For those Uyghurs who are not imprisoned or harvested for organs, slave labor is a common possibility. Last march, the Australian Strategic Policy Institute (ASPI) estimated that at least 80,000 Uyghurs are being held as slave laborers in Chinese factories. The companies that have been reported to utilize Uyghur forced labor in some part of their supply chain most likely provide your everyday household items. Adidas, Amazon, Apple, Dell, Gap, Nike, Microsoft, Samsung, and Zara are only a few of 82 international companies named in the ASPI’s report, with virtually all the profits of the labor going to the state. For the Uyghur workers who make the products, they are bound to their factories’ premises like a slave to a plantation. As reported by the BBC, this program has a secondary objective of assimilating the ethnic minority.

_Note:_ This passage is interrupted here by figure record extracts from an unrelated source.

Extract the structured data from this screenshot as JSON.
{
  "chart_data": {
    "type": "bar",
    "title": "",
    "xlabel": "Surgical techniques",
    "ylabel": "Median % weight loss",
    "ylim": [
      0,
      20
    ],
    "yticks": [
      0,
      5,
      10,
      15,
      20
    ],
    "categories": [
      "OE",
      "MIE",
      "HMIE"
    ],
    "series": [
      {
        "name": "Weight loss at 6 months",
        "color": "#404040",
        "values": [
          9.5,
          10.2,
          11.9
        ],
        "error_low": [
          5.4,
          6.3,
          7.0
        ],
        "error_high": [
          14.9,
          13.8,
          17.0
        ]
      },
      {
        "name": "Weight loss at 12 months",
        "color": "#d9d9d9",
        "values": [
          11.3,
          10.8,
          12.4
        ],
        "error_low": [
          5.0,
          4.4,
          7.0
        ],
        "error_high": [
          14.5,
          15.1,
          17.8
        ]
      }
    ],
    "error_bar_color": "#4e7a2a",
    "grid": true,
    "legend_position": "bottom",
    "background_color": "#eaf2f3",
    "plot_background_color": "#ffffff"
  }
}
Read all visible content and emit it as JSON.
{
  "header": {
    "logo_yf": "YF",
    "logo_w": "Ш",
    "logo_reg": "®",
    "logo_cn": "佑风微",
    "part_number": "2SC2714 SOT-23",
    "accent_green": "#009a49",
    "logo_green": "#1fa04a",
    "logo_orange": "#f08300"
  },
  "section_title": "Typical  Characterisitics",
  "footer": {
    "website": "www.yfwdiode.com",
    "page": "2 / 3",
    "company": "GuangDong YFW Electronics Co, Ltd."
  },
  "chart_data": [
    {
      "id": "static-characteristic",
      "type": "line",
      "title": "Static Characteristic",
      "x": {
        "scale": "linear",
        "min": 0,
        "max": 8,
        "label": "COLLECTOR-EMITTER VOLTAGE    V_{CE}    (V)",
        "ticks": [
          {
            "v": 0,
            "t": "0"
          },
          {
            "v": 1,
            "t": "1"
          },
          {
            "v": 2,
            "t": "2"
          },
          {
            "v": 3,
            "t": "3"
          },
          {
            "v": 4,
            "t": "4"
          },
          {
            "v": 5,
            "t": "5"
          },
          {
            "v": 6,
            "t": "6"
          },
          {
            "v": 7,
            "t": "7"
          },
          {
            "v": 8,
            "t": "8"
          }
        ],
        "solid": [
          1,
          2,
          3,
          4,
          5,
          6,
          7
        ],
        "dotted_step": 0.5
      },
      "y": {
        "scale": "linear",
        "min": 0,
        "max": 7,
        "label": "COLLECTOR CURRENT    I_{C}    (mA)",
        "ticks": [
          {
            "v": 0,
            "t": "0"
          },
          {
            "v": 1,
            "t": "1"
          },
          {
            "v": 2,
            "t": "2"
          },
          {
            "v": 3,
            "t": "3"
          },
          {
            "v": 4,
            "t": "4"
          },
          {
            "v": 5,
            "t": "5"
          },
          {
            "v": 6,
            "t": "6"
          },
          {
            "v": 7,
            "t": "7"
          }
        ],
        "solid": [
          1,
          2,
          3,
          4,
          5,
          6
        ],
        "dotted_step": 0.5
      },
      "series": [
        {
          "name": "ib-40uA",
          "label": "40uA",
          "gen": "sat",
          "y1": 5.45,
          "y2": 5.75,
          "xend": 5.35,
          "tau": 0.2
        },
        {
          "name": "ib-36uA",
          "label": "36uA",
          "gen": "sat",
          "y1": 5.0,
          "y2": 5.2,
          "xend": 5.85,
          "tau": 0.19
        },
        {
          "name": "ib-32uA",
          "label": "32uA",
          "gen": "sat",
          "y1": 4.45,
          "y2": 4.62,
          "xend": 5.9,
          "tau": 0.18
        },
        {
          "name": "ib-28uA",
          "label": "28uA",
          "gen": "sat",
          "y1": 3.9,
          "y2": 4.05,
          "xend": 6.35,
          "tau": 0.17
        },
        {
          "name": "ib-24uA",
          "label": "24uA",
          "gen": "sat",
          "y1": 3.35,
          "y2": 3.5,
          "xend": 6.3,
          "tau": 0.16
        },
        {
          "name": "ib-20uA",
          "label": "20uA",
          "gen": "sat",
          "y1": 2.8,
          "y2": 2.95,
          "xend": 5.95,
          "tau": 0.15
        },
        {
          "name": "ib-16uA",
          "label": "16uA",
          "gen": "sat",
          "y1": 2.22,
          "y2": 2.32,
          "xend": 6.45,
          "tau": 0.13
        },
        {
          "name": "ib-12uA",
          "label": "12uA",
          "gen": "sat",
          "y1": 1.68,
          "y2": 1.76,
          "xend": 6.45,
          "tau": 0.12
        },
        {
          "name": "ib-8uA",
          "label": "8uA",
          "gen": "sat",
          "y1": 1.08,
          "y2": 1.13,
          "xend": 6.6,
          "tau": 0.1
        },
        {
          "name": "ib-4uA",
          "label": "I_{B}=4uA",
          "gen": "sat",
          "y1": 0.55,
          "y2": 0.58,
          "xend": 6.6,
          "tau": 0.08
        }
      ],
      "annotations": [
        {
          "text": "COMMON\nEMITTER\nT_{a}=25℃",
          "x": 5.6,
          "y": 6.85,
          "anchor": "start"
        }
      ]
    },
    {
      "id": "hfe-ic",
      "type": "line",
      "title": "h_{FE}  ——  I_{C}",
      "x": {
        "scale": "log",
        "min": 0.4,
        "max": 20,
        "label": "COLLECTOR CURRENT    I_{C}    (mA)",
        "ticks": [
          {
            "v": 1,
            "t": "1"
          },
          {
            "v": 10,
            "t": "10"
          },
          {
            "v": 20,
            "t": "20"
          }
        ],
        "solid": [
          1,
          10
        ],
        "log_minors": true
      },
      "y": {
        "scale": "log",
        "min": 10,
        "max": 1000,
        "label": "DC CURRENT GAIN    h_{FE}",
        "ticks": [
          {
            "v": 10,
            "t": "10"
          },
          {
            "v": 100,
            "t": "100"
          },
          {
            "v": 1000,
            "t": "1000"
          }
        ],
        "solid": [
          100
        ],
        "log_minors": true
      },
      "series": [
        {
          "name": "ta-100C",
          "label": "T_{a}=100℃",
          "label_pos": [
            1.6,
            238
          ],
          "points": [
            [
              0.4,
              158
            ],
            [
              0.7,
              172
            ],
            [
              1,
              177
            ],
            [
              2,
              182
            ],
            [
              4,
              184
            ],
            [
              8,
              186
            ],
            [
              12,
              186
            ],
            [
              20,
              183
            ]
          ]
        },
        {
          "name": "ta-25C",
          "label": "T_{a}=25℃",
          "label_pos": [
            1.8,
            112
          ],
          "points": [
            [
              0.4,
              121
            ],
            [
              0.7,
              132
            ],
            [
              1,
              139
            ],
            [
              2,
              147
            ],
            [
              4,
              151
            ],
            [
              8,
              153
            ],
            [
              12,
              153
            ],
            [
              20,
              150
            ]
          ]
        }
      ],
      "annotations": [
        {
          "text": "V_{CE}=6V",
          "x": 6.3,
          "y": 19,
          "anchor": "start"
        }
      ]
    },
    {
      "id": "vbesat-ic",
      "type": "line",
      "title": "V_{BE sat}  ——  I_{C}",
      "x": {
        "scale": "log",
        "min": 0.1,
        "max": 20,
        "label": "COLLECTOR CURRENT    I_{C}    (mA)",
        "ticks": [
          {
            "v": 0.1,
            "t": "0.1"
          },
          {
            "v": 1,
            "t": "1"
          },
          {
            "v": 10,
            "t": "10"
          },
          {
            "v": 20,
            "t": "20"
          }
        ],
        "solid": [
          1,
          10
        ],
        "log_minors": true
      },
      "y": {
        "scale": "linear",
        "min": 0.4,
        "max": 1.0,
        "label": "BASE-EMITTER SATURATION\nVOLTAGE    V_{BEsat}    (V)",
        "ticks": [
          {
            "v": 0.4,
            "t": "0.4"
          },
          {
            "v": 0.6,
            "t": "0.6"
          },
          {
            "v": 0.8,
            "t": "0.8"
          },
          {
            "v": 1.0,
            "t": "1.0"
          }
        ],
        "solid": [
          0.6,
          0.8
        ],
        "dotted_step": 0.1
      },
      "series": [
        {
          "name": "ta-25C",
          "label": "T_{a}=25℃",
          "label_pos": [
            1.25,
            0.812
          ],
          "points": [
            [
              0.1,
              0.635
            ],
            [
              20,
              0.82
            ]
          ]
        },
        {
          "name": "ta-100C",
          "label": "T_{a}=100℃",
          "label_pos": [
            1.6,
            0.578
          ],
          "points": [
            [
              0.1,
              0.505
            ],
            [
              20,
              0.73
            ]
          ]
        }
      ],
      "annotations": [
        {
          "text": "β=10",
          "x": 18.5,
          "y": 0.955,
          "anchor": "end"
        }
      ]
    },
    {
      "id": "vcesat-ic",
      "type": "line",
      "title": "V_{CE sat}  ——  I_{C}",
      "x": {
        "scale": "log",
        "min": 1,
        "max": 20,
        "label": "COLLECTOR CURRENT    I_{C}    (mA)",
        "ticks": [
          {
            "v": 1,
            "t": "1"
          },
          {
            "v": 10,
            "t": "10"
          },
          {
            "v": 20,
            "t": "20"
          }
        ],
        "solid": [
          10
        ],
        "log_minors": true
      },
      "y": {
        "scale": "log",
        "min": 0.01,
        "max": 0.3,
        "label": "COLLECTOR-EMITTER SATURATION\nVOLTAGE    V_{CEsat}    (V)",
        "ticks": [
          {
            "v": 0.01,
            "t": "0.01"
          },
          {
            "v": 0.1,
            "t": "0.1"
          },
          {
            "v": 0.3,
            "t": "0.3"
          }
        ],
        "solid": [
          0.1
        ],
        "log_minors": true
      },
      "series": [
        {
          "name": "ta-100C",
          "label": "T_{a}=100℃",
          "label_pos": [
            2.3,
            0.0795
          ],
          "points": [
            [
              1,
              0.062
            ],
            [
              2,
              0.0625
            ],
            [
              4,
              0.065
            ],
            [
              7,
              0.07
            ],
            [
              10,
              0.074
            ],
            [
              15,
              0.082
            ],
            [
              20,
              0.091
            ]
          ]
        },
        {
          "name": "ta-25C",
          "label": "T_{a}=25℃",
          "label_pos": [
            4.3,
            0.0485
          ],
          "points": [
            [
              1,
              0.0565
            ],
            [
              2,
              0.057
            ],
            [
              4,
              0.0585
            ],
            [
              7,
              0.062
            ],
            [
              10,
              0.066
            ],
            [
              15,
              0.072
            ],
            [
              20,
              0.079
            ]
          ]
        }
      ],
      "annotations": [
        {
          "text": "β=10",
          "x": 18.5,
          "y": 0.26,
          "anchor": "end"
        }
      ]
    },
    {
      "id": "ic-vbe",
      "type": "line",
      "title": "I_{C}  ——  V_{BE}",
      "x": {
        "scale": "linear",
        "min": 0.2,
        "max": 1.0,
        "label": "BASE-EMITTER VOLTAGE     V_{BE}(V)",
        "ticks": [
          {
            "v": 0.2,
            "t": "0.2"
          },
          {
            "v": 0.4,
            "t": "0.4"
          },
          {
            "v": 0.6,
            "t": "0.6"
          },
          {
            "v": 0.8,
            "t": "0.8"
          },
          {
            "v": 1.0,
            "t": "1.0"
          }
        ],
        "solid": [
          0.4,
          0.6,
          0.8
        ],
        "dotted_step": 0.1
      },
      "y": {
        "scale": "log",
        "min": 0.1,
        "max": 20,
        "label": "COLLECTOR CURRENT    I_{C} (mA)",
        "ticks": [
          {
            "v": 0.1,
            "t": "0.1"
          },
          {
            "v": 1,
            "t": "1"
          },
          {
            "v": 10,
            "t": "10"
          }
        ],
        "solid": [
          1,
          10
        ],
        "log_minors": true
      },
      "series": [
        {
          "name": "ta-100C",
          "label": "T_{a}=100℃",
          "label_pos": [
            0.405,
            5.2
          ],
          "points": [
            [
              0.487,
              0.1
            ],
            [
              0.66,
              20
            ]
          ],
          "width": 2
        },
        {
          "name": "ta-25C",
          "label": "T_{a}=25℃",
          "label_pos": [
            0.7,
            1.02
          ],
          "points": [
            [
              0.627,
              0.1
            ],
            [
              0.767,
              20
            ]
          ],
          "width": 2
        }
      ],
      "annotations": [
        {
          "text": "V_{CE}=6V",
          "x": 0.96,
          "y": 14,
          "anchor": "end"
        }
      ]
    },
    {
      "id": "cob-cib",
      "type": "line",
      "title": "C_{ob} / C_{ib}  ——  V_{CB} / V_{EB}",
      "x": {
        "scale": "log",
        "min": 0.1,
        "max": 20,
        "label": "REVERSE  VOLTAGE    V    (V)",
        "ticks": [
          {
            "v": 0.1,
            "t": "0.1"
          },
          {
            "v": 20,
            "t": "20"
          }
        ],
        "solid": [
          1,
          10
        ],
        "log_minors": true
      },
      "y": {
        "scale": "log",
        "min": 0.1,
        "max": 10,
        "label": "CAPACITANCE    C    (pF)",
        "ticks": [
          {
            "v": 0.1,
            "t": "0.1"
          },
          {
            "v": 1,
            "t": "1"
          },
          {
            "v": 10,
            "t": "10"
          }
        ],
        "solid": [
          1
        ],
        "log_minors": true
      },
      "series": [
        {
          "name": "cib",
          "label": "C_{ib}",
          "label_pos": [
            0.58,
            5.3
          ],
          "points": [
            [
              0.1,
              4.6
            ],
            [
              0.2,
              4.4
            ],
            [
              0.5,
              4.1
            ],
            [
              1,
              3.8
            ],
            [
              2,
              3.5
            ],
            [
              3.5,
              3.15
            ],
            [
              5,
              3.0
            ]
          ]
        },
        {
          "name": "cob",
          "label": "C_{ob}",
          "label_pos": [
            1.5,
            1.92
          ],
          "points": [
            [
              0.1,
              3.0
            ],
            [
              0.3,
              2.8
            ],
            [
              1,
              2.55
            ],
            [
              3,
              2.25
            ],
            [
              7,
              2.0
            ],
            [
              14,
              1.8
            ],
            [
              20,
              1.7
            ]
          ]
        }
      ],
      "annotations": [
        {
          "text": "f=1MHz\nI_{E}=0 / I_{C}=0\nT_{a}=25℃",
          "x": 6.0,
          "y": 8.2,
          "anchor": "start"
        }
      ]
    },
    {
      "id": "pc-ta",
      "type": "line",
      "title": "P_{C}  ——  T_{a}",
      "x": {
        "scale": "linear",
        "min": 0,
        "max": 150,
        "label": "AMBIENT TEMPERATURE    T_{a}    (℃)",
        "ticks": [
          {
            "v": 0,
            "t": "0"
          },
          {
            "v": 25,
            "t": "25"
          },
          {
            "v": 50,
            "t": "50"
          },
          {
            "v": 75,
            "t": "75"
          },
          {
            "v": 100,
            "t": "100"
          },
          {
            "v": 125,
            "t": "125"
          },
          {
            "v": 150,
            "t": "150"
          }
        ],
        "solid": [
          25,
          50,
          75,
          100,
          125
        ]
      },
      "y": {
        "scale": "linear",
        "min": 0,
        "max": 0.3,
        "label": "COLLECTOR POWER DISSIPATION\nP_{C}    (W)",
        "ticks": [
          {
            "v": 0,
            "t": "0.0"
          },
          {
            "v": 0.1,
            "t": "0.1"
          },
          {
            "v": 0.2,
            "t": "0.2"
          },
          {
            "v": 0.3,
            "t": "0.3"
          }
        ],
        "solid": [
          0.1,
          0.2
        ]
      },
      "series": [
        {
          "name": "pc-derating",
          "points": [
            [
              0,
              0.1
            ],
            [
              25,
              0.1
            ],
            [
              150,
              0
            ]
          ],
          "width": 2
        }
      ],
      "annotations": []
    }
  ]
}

It may seem like the solution for a member of the Uyghur population is to flee, but that is not always a possibility. China has mandated all Uyghurs to turn in their passports, making it impossible to legally leave the state. For those who succeed in escaping, legally or not, they still might not be safe from the tentacles of the state. Al Jazeera interviewed a former Chinese spy who described a worldwide network that manipulates and coerces Uyghurs living abroad to return home. Those who fall victim are invariably imprisoned in the concentration camps. Furthermore, there have been reports of abductions all across the world. Not even American residents are safe from the clutches of the Chinese government. Only a few months ago, the U.S state department charged eight Chinese operatives with the alleged attempted kidnapping of an enemy of the Chinese state on U.S soil.
The pain and suffering of the Uyghur people is seemingly endless and unspeakable, with further inequities likely to remain unreported due to the secretive nature of the Chinese totalitarian state. The objective, however is clear. Xi Jinping and his regime are seeking to wipe out their “unwanted” minority.
The views expressed in this piece are the author’s own and do not necessarily represent those of The Daily Wire.